Convergence dynamics of Agent-to-Agent Interactions with Misaligned objectives
Romain Cosentino, Sarath Shekkizhar, Adam Earle
TL;DR
This work presents a mechanistic analysis of two LSA-based in-context optimizers that alternately update from each other under potentially misaligned objectives. It establishes a theoretical framework where asymptotic errors depend on the objective gap and the prompt-induced geometry of each agent, yielding biased plateaus under fixed objectives and monotone degradation with increased misalignment. It further shows that enabling turn-by-turn adaptation via a helper agent can realize Newton-like acceleration, turning a fragile interaction into cooperative optimization. The authors validate the theory with both trained LSA agents and GPT-5-mini experiments, and offer practical design principles for aligning objectives, controlling prompt geometry, and enabling adaptive collaboration to improve robustness in multi-agent LLM systems.
Abstract
We develop and analyze a theoretical framework for agent-to-agent interactions in a simplified in-context linear regression setting. In our model, each agent is instantiated as a single-layer transformer with linear self-attention (LSA) trained to implement gradient-descent-like updates on a quadratic regression objective from in-context examples. We then study the coupled dynamics when two such LSA agents alternately update from each other's outputs under potentially misaligned fixed objectives. Within this framework, we characterize the generation dynamics and show that misalignment leads to a biased equilibrium where neither agent reaches its target, with residual errors predictable from the objective gap and the prompt-induced geometry. We further contrast this fixed objective regime with an adaptive multi-agent setting, wherein a helper agent updates a turn-based objective to implement a Newton-like step for the main agent, eliminating the plateau and accelerating its convergence.

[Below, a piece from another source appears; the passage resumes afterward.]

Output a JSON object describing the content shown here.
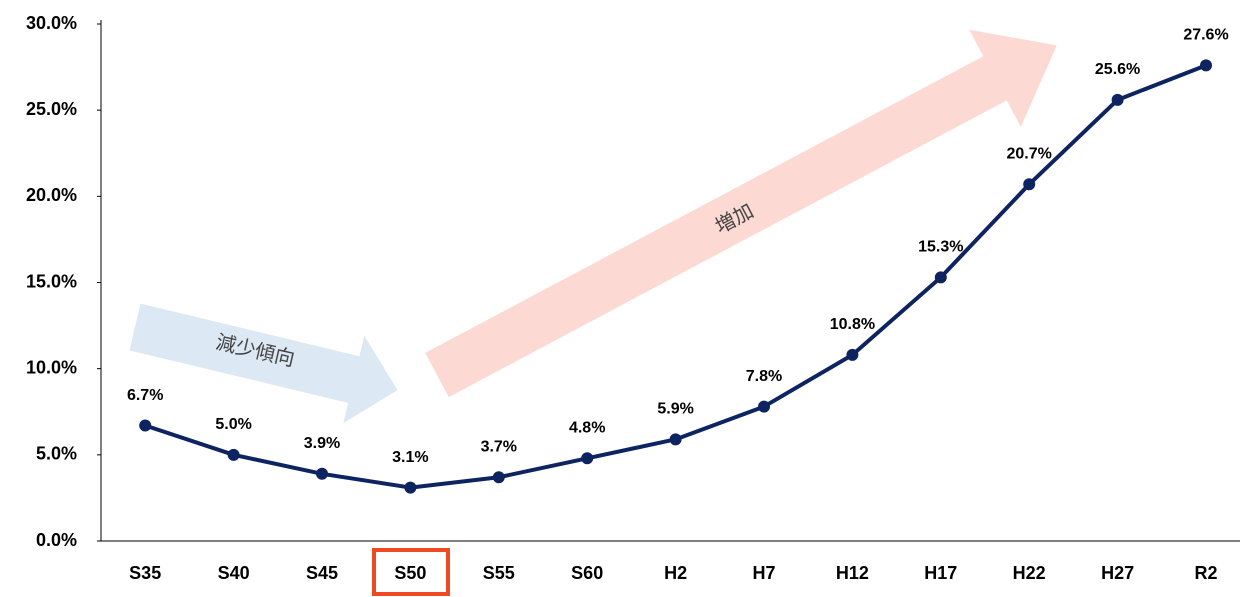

Experiments with trained LSA agents, as well as black-box GPT-5-mini runs on in-context linear regression tasks, are consistent with our theoretical predictions within this simplified setting. We view our framework as a mechanistic framework that links prompt geometry and objective misalignment to stability, bias, and robustness, and as a stepping stone toward analyzing more realistic multi-agent LLM systems.